A year ago, Tim Duncan went from being the third highest-paid player in basketball to the fourth highest-paid on his team.
No one particularly noticed, because everyone knew he would to re-sign in San Antonio, and yes, his $12 million per year represented a pay cut, but it was the Spurs, so of course.
In an Associated Press story about the new contract, though, one quote sticks out, more now even than it did last summer. It’s from Spurs general manager R.C. Buford, who told the AP that day: “I was going to announce that we traded for Steve Nash, but the Lakers beat us to it.”
Almost a year later, those words are as much of an eerie preview of this spring as they were the kind of joke that proves that the Spurs, somehow, just get it a bit better than the rest of basketball.

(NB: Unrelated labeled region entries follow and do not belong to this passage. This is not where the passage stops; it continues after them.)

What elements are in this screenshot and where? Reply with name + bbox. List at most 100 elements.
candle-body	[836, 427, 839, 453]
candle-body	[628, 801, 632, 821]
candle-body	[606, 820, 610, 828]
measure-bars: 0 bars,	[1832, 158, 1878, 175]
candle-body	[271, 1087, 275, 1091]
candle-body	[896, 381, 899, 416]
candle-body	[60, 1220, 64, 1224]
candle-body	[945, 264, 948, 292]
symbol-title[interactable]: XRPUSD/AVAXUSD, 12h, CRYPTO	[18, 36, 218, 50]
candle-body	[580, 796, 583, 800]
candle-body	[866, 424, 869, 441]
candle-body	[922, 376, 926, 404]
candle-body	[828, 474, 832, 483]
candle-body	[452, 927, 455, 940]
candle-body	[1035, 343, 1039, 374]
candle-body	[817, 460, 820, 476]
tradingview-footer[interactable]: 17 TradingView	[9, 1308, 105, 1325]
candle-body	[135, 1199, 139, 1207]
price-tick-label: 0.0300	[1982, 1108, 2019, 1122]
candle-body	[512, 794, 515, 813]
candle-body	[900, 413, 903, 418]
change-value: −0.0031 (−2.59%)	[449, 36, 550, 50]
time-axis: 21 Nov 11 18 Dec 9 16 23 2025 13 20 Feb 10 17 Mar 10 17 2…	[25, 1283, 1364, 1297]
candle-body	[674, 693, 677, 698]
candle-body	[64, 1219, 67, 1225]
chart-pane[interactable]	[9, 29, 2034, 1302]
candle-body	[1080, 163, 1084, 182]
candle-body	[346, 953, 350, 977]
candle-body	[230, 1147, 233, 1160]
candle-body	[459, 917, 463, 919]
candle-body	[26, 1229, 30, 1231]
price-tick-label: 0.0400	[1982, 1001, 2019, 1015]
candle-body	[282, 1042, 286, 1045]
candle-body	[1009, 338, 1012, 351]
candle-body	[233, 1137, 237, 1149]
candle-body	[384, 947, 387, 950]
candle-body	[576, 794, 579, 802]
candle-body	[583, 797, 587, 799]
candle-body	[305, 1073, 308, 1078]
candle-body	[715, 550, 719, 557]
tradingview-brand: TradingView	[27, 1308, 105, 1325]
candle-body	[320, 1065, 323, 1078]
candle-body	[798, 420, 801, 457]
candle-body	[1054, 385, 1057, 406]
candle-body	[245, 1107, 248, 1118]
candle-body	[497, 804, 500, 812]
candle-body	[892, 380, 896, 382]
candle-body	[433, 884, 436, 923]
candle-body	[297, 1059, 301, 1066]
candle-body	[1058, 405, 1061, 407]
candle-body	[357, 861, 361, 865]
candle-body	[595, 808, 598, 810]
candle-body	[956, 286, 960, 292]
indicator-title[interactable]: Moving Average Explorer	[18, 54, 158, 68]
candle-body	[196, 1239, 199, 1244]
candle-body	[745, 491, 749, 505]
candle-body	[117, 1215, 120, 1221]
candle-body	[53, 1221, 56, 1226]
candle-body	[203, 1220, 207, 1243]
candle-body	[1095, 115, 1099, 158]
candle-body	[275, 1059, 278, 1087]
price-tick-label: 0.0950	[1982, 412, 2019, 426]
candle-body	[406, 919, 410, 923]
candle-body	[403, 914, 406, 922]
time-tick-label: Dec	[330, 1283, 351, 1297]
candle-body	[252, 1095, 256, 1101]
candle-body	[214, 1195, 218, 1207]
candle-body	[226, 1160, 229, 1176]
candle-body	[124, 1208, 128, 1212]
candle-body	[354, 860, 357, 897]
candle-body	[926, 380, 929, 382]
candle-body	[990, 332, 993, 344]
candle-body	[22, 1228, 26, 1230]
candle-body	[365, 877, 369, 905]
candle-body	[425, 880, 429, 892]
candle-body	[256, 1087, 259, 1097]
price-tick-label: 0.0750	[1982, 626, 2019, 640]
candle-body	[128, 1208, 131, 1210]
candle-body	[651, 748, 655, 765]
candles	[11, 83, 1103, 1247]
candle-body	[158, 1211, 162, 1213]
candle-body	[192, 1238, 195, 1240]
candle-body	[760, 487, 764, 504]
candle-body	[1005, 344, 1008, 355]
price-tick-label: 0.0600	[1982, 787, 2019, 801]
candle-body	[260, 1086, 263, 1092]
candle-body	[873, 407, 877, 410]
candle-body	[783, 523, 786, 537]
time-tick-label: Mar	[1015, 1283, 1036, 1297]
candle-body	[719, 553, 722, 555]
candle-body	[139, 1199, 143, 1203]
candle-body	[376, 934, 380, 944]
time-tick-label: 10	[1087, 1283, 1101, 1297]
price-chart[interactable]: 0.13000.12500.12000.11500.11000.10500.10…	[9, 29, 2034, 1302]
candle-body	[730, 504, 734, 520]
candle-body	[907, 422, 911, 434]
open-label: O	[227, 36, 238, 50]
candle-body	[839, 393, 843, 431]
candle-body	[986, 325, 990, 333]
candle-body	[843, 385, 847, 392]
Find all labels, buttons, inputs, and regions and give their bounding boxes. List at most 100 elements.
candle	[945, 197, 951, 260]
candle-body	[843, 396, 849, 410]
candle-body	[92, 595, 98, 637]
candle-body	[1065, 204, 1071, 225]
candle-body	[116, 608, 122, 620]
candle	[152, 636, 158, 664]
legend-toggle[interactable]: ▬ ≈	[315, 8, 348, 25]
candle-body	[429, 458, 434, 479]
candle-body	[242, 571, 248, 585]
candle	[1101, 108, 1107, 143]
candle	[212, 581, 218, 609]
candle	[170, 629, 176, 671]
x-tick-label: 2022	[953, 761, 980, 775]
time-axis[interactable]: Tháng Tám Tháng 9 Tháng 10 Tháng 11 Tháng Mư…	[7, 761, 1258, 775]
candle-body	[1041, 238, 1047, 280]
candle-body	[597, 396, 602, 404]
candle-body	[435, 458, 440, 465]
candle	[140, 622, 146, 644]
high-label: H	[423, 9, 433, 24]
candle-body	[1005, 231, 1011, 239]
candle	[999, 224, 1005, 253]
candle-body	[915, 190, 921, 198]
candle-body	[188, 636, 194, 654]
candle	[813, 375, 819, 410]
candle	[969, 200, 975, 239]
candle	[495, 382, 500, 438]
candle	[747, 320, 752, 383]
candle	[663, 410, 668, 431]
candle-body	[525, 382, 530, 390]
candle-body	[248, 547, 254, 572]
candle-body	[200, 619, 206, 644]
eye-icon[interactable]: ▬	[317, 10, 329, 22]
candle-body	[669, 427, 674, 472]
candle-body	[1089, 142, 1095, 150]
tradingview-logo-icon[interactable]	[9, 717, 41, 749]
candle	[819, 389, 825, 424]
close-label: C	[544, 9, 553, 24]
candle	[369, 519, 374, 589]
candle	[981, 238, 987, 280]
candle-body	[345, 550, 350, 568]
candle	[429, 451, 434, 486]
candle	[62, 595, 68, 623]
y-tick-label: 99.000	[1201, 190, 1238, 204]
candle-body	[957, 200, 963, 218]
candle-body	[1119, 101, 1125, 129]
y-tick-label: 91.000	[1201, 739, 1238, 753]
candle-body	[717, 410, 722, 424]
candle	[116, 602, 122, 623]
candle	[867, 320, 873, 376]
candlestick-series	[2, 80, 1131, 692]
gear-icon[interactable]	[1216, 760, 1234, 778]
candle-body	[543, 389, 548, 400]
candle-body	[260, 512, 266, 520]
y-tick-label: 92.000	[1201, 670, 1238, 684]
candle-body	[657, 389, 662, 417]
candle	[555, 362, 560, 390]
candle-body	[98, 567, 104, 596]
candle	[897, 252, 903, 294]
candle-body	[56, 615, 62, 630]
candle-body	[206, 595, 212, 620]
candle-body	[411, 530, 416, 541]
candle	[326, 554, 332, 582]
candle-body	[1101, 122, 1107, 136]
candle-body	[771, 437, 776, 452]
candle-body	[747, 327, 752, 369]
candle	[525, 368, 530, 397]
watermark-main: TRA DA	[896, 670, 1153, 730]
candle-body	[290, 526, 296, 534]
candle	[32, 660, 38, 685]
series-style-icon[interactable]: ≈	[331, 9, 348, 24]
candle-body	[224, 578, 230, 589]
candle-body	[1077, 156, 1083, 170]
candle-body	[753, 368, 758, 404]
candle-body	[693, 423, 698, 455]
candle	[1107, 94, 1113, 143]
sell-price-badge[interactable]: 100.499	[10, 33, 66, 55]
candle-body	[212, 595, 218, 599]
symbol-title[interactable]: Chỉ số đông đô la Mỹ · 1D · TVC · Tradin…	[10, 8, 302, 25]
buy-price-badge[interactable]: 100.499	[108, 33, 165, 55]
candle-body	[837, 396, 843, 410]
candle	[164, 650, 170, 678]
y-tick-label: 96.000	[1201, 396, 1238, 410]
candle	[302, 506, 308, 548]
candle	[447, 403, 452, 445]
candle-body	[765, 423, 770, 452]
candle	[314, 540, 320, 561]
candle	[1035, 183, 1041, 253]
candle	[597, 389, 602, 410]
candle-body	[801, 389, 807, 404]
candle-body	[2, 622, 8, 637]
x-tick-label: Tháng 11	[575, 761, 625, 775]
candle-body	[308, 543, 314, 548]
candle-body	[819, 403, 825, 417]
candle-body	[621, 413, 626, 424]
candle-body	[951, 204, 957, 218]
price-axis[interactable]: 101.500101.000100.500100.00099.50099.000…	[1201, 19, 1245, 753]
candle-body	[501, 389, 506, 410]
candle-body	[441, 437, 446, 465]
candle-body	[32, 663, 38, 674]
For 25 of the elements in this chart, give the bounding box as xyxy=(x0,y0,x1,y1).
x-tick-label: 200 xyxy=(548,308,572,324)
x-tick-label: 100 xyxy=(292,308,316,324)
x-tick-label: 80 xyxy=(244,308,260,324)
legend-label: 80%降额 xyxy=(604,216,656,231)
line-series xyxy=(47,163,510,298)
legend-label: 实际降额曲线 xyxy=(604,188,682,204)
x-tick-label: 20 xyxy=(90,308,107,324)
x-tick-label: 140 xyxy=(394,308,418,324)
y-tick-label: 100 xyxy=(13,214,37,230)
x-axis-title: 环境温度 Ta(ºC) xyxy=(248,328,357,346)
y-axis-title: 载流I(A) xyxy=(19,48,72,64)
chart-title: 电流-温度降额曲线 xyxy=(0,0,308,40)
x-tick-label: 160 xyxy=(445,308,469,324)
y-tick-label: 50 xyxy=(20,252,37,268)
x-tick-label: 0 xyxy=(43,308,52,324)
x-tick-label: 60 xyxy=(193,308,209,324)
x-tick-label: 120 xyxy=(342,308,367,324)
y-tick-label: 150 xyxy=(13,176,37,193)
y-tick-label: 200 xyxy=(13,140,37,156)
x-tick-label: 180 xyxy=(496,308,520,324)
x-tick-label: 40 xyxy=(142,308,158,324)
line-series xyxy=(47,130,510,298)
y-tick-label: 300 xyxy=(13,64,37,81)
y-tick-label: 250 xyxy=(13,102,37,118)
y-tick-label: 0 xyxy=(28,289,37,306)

The Lakers’ acquisition of Nash, who’s two years older than Duncan and light years past his peak, received approximately a trillion times more press time than anything the Spurs did last summer. The Lakers got the fanfare and the championship predictions, the wild hope for the best basketball Los Angeles had seen in years.
Buford sat in San Antonio and cracked a wry joke. Now his team is in the NBA Finals, and the paths of the two most successful teams of the past 15 years have utterly and completely diverged.
While the Lakers’ roster – and Kobe Bryant’s Achilles’ tendon – hang in tatters, things hum on as usual in San Antonio, as they have since the late 1990s. Eventually, it will change. Probably soon. But for now, the success is sustained, and if there was ever any question of whether the Spurs’ way was the right way, it should be gone. There’s something special going on in San Antonio, obviously, and what’s most ironic of all is that the old, decrepit, knocking-on-death’s-door Spurs are the perfect example of all that is modern and adapted in the NBA.
When Duncan signed his deal, the initial story was the fact that he’d just sliced his pay essentially in half. And though that might make sense from a logic standpoint – he was, after all, listed as DNP-OLD for one game last year – logic rarely enters into the picture in contract negotiations with a player of that caliber.
That’s a story.
More important, though, is the ripple effect, one that gave a distinct sense that what Duncan and the Spurs were doing was bigger than one contract negotiation, that in a way, his pay cut represented the team gunning for yet another championship.
And gunning they are, right into June, right though the Lakers, Warriors and Grizzlies, right into the Finals, as if the whole thing is just the next logical step in what they set in motion.
Because of the deal Duncan signed, the Spurs were able to re-sign Danny Green and Patty Mills, keep Boris Diaw and bring over international prospect Nando De Colo. They’ll also be able to extend Manu Ginobili this summer and have a good shot at keeping restricted free agent Tiago Splitter when he hits the market come July 1.
That’s a lot of ripple for one contract decision, and it’s magnified by the fact that so few teams could pull of this kind of stunt. It also in a way marks the third transition of leadership of Duncan’s career; the Spurs have gone from David Robinson’s team to Duncan’s to now, perhaps, Tony Parker’s, all without a glitch. You get the sense that it doesn’t matter whose team it is, really, as long as it’s winning.
Which then begs the memory of the Lakers in the early 2000s, when they won those championships from 2000-02 before Bryant and Shaquille O’Neal proved unable to coexist, and the whole thing fell apart. Could they have won a few more rings had succession been smoother and Shaq not been traded? Who knows.
Then you think about today’s Lakers, and their salary logjam, and Kobe’s Achilles and the fact that they have essentially no money to pay a supporting cast this summer. It’s not exactly uplifting.
Those Lakers had as much success as did the Spurs, but it’s in the past. Only three players – Bryant, Pau Gasol and Metta World Peace – remain from the team’s most recent championship in 2010. (And two of those three could be out the door in the next month.) Phil Jackson is gone. The money is locked up and unable to buy a future.
As the rest of basketball debates the Lakers’ roster and the Thunder dealing James Harden and the Rockets’ valiant quest for cap space, the Spurs will just keep on keeping on. There’s a reason, after all, that their progeny – everyone from new Hawks coach Mike Budenholzer to Thunder GM Sam Presti – are slowly but surely infiltrating the NBA. It’s because these guys know what they’re doing, and basketball has quietly accepted that what they’re doing is right.
Asked about the sustained success of his team and his “big three” of Duncan, Ginobili and Parker on Wednesday in Miami, Spurs coach Gregg Popovich summed it up simply. “It’s a function of who those guys are,” he said. “What if they were jerks?”
Maybe that’s it, they’re just nice guys, and Pop lucked out. Maybe, but there’s likely something more there, something that even the jerks should maybe get on board with, something that could be viable even in the biggest of markets if the right system were in place.
Last summer, a quiet signing trumped a loud trade, and in basketball going forward, that way, the Spurs’ way, is certainly the smartest option.